Ein Gnadenakt, der gegenüber Tieren und Haustieren längst zur Selbstverständlichkeit geworden ist, darf nicht länger unter fadenscheinigen Argumenten für den Menschen als unannehmbar, gar als kulturgefährdend hingestellt werden. Voraussetzung einer Sterbehilfe, die den Tod als natürliches Ende allen Lebens akzeptiert und eine einfühlsame Begleitung des Mitmenschen auf seinem letzten Weg gewährleistet, ist eine noch zu entwickelnde wahrhaft lebensliebende und lebensfördernde Kultur der Menschlichkeit.

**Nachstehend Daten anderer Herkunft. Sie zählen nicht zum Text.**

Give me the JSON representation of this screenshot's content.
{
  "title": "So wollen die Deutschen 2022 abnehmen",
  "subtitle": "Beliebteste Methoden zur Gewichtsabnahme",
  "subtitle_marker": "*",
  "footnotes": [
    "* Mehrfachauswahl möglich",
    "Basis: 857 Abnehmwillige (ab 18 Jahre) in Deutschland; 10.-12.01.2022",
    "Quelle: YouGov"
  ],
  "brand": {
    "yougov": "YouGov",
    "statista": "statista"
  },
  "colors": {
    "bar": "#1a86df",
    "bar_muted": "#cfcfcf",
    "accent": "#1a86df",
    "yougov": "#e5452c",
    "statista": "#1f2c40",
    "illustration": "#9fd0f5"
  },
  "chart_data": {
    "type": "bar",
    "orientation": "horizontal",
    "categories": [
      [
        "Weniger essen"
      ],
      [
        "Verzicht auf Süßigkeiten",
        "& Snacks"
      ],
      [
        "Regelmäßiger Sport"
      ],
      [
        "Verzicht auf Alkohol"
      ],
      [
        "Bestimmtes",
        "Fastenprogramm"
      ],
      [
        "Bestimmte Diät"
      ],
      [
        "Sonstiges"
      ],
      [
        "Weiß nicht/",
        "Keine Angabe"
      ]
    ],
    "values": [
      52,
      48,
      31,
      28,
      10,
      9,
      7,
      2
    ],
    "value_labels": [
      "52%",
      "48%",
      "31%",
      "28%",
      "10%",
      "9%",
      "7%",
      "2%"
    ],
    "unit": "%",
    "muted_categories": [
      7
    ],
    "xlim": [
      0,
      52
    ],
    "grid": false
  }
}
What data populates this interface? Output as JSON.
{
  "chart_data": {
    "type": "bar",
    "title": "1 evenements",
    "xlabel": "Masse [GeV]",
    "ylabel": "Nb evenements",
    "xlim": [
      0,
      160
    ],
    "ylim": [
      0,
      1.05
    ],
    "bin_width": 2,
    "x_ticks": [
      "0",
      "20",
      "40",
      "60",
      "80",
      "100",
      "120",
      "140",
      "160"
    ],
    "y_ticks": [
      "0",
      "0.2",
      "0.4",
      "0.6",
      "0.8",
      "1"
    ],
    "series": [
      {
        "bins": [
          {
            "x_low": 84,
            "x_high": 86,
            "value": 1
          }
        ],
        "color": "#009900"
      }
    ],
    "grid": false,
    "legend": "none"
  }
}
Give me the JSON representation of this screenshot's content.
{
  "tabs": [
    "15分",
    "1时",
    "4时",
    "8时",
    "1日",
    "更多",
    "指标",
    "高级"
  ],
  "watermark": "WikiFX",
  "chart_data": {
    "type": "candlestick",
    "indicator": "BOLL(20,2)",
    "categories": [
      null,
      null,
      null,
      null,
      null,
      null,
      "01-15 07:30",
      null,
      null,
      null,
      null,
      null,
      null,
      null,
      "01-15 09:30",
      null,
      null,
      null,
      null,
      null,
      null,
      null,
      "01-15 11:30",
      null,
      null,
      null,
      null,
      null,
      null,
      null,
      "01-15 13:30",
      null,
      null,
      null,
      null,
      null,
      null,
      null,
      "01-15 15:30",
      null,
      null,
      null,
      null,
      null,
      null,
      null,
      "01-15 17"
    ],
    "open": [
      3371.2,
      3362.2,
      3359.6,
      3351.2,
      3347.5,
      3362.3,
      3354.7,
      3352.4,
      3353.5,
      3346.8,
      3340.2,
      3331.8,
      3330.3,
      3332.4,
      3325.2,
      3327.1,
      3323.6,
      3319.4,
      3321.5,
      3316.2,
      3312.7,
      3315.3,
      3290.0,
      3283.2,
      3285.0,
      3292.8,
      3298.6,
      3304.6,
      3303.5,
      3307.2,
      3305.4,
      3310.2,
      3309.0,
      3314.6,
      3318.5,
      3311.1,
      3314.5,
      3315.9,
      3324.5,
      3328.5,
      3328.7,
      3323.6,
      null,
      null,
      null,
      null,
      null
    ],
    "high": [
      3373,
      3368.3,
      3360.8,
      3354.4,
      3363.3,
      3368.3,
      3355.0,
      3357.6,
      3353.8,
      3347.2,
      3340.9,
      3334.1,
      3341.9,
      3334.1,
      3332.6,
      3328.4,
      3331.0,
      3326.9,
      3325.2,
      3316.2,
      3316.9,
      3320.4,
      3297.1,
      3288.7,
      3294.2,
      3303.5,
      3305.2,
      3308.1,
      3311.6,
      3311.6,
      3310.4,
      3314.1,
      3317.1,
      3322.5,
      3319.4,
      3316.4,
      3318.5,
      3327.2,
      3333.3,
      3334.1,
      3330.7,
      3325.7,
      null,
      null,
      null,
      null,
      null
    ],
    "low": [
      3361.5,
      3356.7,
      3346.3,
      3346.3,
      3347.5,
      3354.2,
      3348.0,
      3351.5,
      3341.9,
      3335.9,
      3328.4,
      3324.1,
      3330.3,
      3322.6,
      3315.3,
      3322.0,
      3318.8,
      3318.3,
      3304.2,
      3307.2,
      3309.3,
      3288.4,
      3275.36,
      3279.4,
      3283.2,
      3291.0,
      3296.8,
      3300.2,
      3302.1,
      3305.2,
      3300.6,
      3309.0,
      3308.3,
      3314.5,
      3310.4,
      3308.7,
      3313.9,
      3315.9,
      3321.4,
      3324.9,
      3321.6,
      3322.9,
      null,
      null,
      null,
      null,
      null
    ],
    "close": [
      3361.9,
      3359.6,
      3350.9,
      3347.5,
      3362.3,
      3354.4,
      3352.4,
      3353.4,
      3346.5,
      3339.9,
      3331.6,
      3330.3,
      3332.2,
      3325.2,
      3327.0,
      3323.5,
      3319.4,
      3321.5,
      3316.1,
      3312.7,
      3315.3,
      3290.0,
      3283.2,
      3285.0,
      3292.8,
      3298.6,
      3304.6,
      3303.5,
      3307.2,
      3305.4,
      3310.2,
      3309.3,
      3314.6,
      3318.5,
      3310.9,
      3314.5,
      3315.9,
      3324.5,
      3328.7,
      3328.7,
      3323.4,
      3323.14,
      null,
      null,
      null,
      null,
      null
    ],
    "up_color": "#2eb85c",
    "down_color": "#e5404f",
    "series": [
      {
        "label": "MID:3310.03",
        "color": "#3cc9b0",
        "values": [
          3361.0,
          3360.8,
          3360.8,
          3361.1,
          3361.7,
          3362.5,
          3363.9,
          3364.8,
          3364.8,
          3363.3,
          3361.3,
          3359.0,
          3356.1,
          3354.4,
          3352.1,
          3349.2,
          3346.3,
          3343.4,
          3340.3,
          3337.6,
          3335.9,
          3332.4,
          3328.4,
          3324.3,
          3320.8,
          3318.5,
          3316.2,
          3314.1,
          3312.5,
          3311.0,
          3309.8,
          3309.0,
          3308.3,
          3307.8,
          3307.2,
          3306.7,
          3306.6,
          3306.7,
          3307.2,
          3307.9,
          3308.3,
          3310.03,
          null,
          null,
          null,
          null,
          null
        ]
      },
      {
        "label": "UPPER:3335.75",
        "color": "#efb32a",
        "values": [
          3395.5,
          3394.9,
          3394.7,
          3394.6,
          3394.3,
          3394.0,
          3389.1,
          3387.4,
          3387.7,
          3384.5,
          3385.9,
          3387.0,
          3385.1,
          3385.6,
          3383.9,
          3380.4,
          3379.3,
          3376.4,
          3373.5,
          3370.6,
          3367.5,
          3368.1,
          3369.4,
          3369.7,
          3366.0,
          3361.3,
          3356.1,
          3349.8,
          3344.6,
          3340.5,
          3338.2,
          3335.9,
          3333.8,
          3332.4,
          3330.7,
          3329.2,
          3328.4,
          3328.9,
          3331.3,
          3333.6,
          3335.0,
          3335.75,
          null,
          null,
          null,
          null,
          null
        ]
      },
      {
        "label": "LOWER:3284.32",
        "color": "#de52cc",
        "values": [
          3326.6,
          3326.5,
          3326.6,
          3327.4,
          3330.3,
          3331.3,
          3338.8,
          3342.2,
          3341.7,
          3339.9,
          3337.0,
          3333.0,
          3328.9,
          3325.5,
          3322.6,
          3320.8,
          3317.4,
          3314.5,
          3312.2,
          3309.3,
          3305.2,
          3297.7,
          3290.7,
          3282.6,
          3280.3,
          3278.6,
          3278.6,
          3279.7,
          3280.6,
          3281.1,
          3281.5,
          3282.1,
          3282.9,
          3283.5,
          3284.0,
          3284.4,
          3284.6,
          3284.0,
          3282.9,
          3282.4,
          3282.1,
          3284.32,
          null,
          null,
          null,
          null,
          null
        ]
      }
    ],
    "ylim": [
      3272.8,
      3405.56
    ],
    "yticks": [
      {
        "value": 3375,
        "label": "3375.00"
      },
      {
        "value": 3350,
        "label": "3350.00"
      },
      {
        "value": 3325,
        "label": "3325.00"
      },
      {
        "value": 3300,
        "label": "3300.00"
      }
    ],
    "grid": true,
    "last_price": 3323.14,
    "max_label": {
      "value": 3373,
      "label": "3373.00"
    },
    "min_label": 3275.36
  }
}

Dagegen reichen die aktuellen Kommentare von "unerhörte Anmaßung" und "Kulturbruch" bis zu "Bruch mit unserer christlichen und humanistischen Tradition". Aktive Sterbehilfe sei nicht mit dem hippokratischen Eid vereinbar, "Gott hielte seine Hand über Leben und Tod" - so z.B. die Evangelische Kirche Deutschlands.

 

Die Verlogenheit und Falschheit der praktizierten Doppelmoral dieser heuchlerischen Reaktionen sind dabei kaum zu überbieten:

Waffensegnungen der Kirchen, Militärseelsorge als institutionelle Einrichtung, Waffenindustrie als allgemein akzeptierter Wirtschaftszweig, die Wiedereinführung einer Politik der bewaffneten Auseinandersetzung durch die Bundesregierung entgegen den Vorgaben des Deutschen Grundgesetzes, die fehlende Ächtung des Krieges auf internationaler Ebene, die industriefreundlichen und gegen die Unversehrtheit des Lebens gerichteten Regelungen im Umgang mit Schadstoffen physikalischer und chemischer Art, der Umgang mit dem werdenden menschlichen Leben im Zusammenhang mit der Diskussion um die Gentechnik, die Gentechnik mit ihren falschen Verheißungen als solche - all diese Gegebenheiten der Zivilisation zeugen neben weiteren alltäglichen Grausamkeiten und systematischen Ungerechtigkeiten von einer verbreiteten allgemeinen "Vernichtungs&Tötungs"-Kultur - eine Tatsache, welche die Vertreter der gesellschaftlich etablierten Institutionen immer noch nicht wahrhaben mögen. Solange die 'zivilisierten' Gesellschaften auf der lebensverachtenden und kapitalbegünstigenden Seite stehen und naturentwertende Verhalten allein des materiellen Gewinns wegen dulden und fördern, solange erweisen sie sich als den Menschen versklavend und die Natur ausbeutend. Ihre noch so blendend formulierte Lebensliebe erweist sich als nur vorgetäuscht.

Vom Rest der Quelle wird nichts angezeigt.